Три вождя — Ван Лунь, Го, Желтый Колокол — вскоре объединились. Ван бушевал, негодуя на собственных солдат. Некоторых он велел обезглавить еще в ходе отступления — потому что они, как было доказано, сеяли панику. Весь пыл его ярости обрушился на только что разбитое войско. Лишь благодаря его твердокаменному упорству мятежники уже через два дня смогли в боевом порядке двинуться в северо-восточном направлении — навстречу выступившим против них солдатам Чжаохуэя. Шесть тысяч человек под командованием Го остались на месте, чтобы прикрывать тылы. Была достигнута договоренность с независимыми отрядами мятежников: о том, что отныне они будут согласовывать свои вылазки и грабежи с планами повстанческой армии.

Чжаохуэй отклонил предложения помощи со стороны командования провинциальных войск. Получив сообщение о разгроме мятежников в Пекине, он стянул в один кулак остававшиеся под его началом разрозненные воинские части.

И под громами и молниями первой грозы того лета, через десять невыносимо знойных дней после бегства повстанцев из столицы, два враждебных войска встретились на холмах Инпина. Сопение и хрюканье в небесах, потряхивание гривой, скрежет зубов, удары хвоста, выкачивание глаз — благодарных зрителей для этого спектакля не нашлось. Из черного воздуха на невидимом шнуре свисал — висел над обеими армиями — гигантский гонг, его удары раззадоривали противников. Два снежных барса прыгнули друг на друга. Ветераны джунгарской войны со сладострастием утоляли жажду крови. «Поистине слабые» позволили разгоряченному врагу зажать их в кольцо своих лап — и потом сломали ему хребет.

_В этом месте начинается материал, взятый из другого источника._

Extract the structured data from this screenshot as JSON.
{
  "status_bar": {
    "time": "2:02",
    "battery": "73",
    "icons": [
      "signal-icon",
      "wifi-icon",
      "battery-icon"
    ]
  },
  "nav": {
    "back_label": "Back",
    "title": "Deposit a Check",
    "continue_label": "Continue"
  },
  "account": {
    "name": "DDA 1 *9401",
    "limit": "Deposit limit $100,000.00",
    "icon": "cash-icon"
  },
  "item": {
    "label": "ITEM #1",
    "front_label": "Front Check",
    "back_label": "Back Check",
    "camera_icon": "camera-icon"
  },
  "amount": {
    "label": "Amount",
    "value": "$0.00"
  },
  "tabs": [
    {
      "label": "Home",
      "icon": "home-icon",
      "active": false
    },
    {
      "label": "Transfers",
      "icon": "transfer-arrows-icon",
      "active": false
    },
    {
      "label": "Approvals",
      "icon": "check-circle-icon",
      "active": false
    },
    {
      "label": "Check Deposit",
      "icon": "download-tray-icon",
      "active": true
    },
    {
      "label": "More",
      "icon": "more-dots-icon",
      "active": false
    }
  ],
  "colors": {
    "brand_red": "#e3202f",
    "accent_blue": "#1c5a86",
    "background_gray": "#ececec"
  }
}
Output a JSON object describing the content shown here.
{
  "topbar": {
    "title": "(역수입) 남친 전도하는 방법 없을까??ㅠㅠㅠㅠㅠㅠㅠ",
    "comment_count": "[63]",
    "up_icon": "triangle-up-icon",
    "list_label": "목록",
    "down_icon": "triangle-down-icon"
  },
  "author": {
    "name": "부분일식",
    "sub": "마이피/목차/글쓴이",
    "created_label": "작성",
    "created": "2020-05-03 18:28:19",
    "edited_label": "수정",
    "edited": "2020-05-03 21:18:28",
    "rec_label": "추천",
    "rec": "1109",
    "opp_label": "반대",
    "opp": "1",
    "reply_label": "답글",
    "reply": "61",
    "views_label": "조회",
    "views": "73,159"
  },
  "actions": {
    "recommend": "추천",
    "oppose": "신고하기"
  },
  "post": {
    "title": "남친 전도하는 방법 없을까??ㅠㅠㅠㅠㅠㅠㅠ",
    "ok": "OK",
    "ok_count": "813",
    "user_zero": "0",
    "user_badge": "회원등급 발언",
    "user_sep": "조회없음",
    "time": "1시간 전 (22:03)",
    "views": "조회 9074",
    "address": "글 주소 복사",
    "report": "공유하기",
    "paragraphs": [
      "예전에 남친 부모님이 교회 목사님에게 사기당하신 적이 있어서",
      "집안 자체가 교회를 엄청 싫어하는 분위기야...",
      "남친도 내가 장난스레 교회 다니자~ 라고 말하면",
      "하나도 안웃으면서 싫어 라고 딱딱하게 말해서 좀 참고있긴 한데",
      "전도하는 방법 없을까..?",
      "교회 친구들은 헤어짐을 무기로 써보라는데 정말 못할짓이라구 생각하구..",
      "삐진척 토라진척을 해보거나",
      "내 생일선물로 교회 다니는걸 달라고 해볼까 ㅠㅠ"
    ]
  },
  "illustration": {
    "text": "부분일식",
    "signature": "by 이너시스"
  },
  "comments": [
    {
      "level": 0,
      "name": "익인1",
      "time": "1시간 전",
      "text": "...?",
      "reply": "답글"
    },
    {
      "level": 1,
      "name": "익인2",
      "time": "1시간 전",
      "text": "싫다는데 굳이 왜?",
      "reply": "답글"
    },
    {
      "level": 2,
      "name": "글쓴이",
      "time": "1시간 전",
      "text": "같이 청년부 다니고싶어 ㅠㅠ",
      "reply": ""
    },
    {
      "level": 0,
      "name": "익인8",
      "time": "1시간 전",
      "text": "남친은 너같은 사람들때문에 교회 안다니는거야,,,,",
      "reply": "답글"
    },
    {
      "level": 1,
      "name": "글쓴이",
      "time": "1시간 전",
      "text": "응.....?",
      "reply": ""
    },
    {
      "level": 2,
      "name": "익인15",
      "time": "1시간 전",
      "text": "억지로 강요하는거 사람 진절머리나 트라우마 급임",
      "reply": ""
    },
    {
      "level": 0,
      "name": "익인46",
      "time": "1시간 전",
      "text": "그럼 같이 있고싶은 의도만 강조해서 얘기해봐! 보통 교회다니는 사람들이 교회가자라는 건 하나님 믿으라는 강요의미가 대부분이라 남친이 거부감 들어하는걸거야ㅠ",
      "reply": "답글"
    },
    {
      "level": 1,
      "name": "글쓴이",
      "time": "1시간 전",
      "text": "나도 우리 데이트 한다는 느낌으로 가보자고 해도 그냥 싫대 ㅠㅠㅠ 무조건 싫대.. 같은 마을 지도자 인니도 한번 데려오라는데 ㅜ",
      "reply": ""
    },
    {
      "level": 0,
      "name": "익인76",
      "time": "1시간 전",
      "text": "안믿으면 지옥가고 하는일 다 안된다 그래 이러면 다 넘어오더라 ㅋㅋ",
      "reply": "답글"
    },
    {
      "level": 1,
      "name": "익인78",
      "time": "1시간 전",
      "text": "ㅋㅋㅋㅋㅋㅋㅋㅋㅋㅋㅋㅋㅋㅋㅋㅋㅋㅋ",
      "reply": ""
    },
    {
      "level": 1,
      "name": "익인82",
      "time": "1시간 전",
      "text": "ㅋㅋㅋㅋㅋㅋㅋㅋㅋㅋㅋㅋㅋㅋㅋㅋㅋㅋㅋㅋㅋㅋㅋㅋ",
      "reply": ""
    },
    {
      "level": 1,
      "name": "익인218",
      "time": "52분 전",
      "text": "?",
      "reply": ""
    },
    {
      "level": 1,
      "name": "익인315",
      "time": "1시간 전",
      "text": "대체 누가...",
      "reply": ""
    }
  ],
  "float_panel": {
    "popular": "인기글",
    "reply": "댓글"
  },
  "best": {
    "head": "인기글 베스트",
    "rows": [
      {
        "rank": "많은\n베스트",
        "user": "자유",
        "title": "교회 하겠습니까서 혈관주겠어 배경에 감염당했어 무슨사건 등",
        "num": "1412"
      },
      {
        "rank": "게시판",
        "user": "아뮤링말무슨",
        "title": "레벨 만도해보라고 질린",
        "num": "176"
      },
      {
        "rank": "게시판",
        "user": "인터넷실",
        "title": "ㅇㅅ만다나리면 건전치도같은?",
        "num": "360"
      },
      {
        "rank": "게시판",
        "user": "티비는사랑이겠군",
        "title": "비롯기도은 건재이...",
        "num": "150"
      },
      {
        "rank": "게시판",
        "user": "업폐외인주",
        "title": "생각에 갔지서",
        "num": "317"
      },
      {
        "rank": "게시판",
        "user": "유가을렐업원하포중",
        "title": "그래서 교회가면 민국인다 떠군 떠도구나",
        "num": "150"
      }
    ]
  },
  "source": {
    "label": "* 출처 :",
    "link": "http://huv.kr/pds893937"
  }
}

Чжаохуэй, гарцевавший на сером жеребце, наблюдал за ходом сражения сверху, с холма. Ван Лунь же катил свою молотилку понизу, по дороге, обмолачивая человекозерно. Потом чернота неба с треском разорвалась, и из трещины посыпались градины, затанцевали на головах. «Поистине слабые» даже в слепящем хаосе бури сражались с ледяным спокойствием. Не обращая внимания на раны. Им было все равно, умрут они или останутся в живых. Огонь, поначалу воодушевлявший джунгарских ветеранов, не пожрал себя до конца — начал чадить, колебаться. Мятежники не предпринимали стремительной атаки: одолевали врага постепенно и невозмутимо, не столько тесня его, сколько сами теснимые железной необходимостью.

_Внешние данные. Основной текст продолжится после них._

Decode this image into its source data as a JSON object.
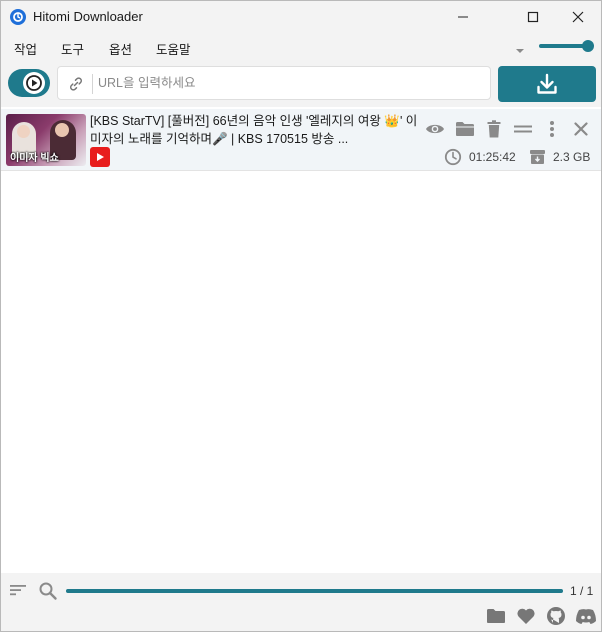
{
  "window": {
    "title": "Hitomi Downloader"
  },
  "menu": {
    "items": [
      {
        "label": "작업"
      },
      {
        "label": "도구"
      },
      {
        "label": "옵션"
      },
      {
        "label": "도움말"
      }
    ]
  },
  "toolbar": {
    "url_placeholder": "URL을 입력하세요",
    "url_value": ""
  },
  "downloads": [
    {
      "title": "[KBS StarTV] [풀버전] 66년의 음악 인생 '엘레지의 여왕 👑' 이미자의 노래를 기억하며🎤 | KBS 170515 방송 ...",
      "thumbnail_caption": "이미자 빅쇼",
      "source": "youtube",
      "duration": "01:25:42",
      "size": "2.3 GB"
    }
  ],
  "bottom": {
    "page_count": "1 / 1",
    "progress": 1.0
  },
  "colors": {
    "accent": "#1f7a8c",
    "youtube": "#e81d1d",
    "titlebar_bg": "#f3f3f3"
  },
  "icons": {
    "app": "hitomi-app-icon",
    "toggle": "play-icon",
    "url": "link-icon",
    "download": "download-icon",
    "row_actions": [
      "eye-icon",
      "folder-icon",
      "trash-icon",
      "equals-icon",
      "more-vertical-icon",
      "close-icon"
    ],
    "bottom_left": [
      "sort-icon",
      "search-icon"
    ],
    "bottom_right": [
      "folder-icon",
      "heart-icon",
      "github-icon",
      "discord-icon"
    ]
  }
}
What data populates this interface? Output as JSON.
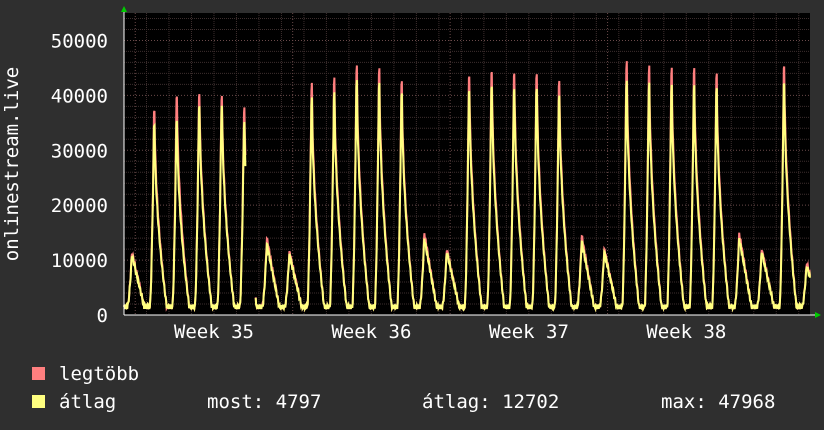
{
  "chart_data": {
    "type": "line",
    "ylabel": "onlinestream.live",
    "ylim": [
      0,
      55000
    ],
    "yticks": [
      0,
      10000,
      20000,
      30000,
      40000,
      50000
    ],
    "ytick_labels": [
      "0",
      "10000",
      "20000",
      "30000",
      "40000",
      "50000"
    ],
    "x_unit": "days",
    "xlim": [
      0,
      30.5
    ],
    "xticks": [
      {
        "label": "Week 35",
        "x": 4.0
      },
      {
        "label": "Week 36",
        "x": 11.0
      },
      {
        "label": "Week 37",
        "x": 18.0
      },
      {
        "label": "Week 38",
        "x": 25.0
      }
    ],
    "grid": true,
    "series": [
      {
        "name": "legtöbb",
        "color": "#ff7f7f",
        "role": "max"
      },
      {
        "name": "átlag",
        "color": "#ffff80",
        "role": "avg"
      }
    ],
    "daily_peaks": {
      "days": [
        0,
        1,
        2,
        3,
        4,
        5,
        6,
        7,
        8,
        9,
        10,
        11,
        12,
        13,
        14,
        15,
        16,
        17,
        18,
        19,
        20,
        21,
        22,
        23,
        24,
        25,
        26,
        27,
        28,
        29,
        30
      ],
      "legtobb": [
        11500,
        42000,
        45000,
        45500,
        45000,
        42500,
        14000,
        11500,
        47000,
        48000,
        50500,
        50000,
        47500,
        15000,
        12000,
        49000,
        50000,
        49700,
        49500,
        48000,
        14500,
        12000,
        51500,
        50500,
        50000,
        50000,
        49000,
        15000,
        12000,
        51000,
        9500
      ],
      "atlag": [
        11000,
        39000,
        40000,
        43000,
        43000,
        39500,
        13000,
        11000,
        44000,
        45000,
        47500,
        47000,
        45000,
        14000,
        11500,
        46000,
        47000,
        46500,
        46500,
        45000,
        13500,
        11500,
        47500,
        47000,
        46500,
        46500,
        46000,
        14000,
        11500,
        47500,
        9000
      ]
    },
    "gap_after_day": 5.4
  },
  "legend": [
    {
      "label": "legtöbb",
      "color": "#ff7f7f"
    },
    {
      "label": "átlag",
      "color": "#ffff80"
    }
  ],
  "stats": {
    "most": "most: 4797",
    "atlag": "átlag: 12702",
    "max": "max: 47968"
  }
}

Когда Чжаохуэй со своими сломленными солдатами наконец обратился в бегство, мятежники преследовали его по пятам. Однако преследуемыми были и те, и другие. И те, и другие бежали, бросая убитых, сломанные повозки, лишенные мускульной силы мечи и топоры — как будто все это годилось лишь на удобрение для полей.

Потерпевший поражение императорский полководец затворился в городе Шаньхайгуань.

ЖЕЛТЫЙ КОЛОКОЛ

и Ван Лунь, оба на конях, проехались вдоль стены, защищавшей западную, обращенную к морю часть города.

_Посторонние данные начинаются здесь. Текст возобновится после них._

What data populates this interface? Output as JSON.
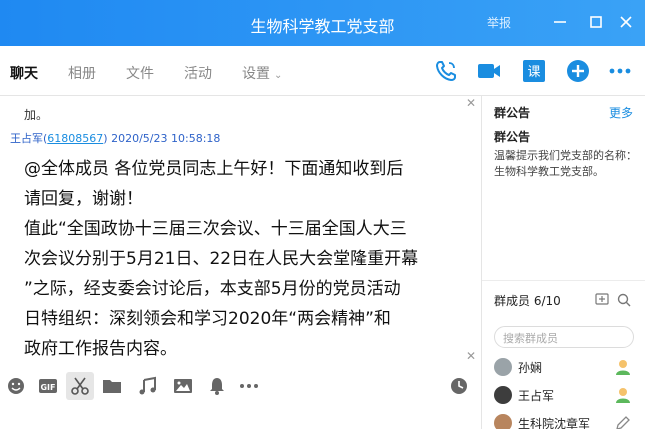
{
  "window": {
    "title": "生物科学教工党支部",
    "report": "举报",
    "minimize_icon": "minimize-icon",
    "maximize_icon": "maximize-icon",
    "close_icon": "close-icon"
  },
  "tabs": [
    {
      "label": "聊天",
      "active": true
    },
    {
      "label": "相册"
    },
    {
      "label": "文件"
    },
    {
      "label": "活动"
    },
    {
      "label": "设置"
    }
  ],
  "top_actions": {
    "call_icon": "phone-icon",
    "video_icon": "video-icon",
    "class_label": "课",
    "add_icon": "plus-icon",
    "more_icon": "more-icon"
  },
  "chat": {
    "prev_text": "加。",
    "sender_name": "王占军",
    "sender_qq": "61808567",
    "sender_time": "2020/5/23 10:58:18",
    "body_lines": [
      "@全体成员 各位党员同志上午好！下面通知收到后",
      "请回复，谢谢！",
      "值此“全国政协十三届三次会议、十三届全国人大三",
      "次会议分别于5月21日、22日在人民大会堂隆重开幕",
      "”之际，经支委会讨论后，本支部5月份的党员活动",
      "日特组织：深刻领会和学习2020年“两会精神”和",
      "政府工作报告内容。"
    ]
  },
  "toolbar_icons": [
    "emoji-icon",
    "gif-icon",
    "scissors-icon",
    "folder-icon",
    "music-icon",
    "image-icon",
    "bell-icon",
    "more-icon",
    "clock-icon"
  ],
  "toolbar_gif_label": "GIF",
  "announcement": {
    "heading": "群公告",
    "more": "更多",
    "subtitle": "群公告",
    "text": "温馨提示我们党支部的名称：生物科学教工党支部。"
  },
  "members": {
    "heading": "群成员 6/10",
    "search_placeholder": "搜索群成员",
    "list": [
      {
        "name": "孙娴",
        "role": "admin"
      },
      {
        "name": "王占军",
        "role": "owner"
      },
      {
        "name": "生科院沈章军",
        "role": "edit"
      }
    ]
  },
  "colors": {
    "titlebar": "#1f89f2",
    "accent": "#1a8de0",
    "owner_badge": "#f5a623",
    "admin_badge": "#5cb85c"
  }
}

Красный дворец военачальника сверкал как лезвие алебарды, к югу от него широко расставила ноги серая мемориальная арка; табличка на ее лбу восхваляла давние победы над монгольскими князьями.

Отсюда, с возвышенности, можно было видеть грязно-желтое море, белые паруса джонок, парившие над волнами. Город соскальзывал в море, усеивая дельту реки и укрепленное побережье домами-лодками; если бы не метровой ширины стена с дозорными башнями, этими хищными твердокаменными челюстями, мятежникам хватило бы одной атаки, чтобы опрокинуть императорских солдат в прибрежные воды.

Желтый Колокол задумчиво смотрел на серые крыши с отблесками неяркого солнца. Он вспоминал ту ночь полнолуния, когда они с Ваном стояли на опушке леса перед другим, полуразрушенным городом. Лист книги перевернулся. Много ли пройдет времени, прежде чем и эти стены встретятся со своей судьбой?

Ван дотронулся до руки друга. Сказал, что, если бы речь шла о нем, он бы предпочел штурмовать город немедленно. Но какими сильными, каким бесценным сокровищем были братья и сестры, погибшие в Монгольском квартале, — какую силу духа они проявили!

«Знаешь ли ты, Желтый Колокол, как выглядит судьба? Как труп: с ней нельзя заговорить, ее нельзя ни умилостивить, ни рассердить; можно только приманивать ее душу вымпелами — укрепив их в саду, и на крыше, и перед дверью, и во дворе!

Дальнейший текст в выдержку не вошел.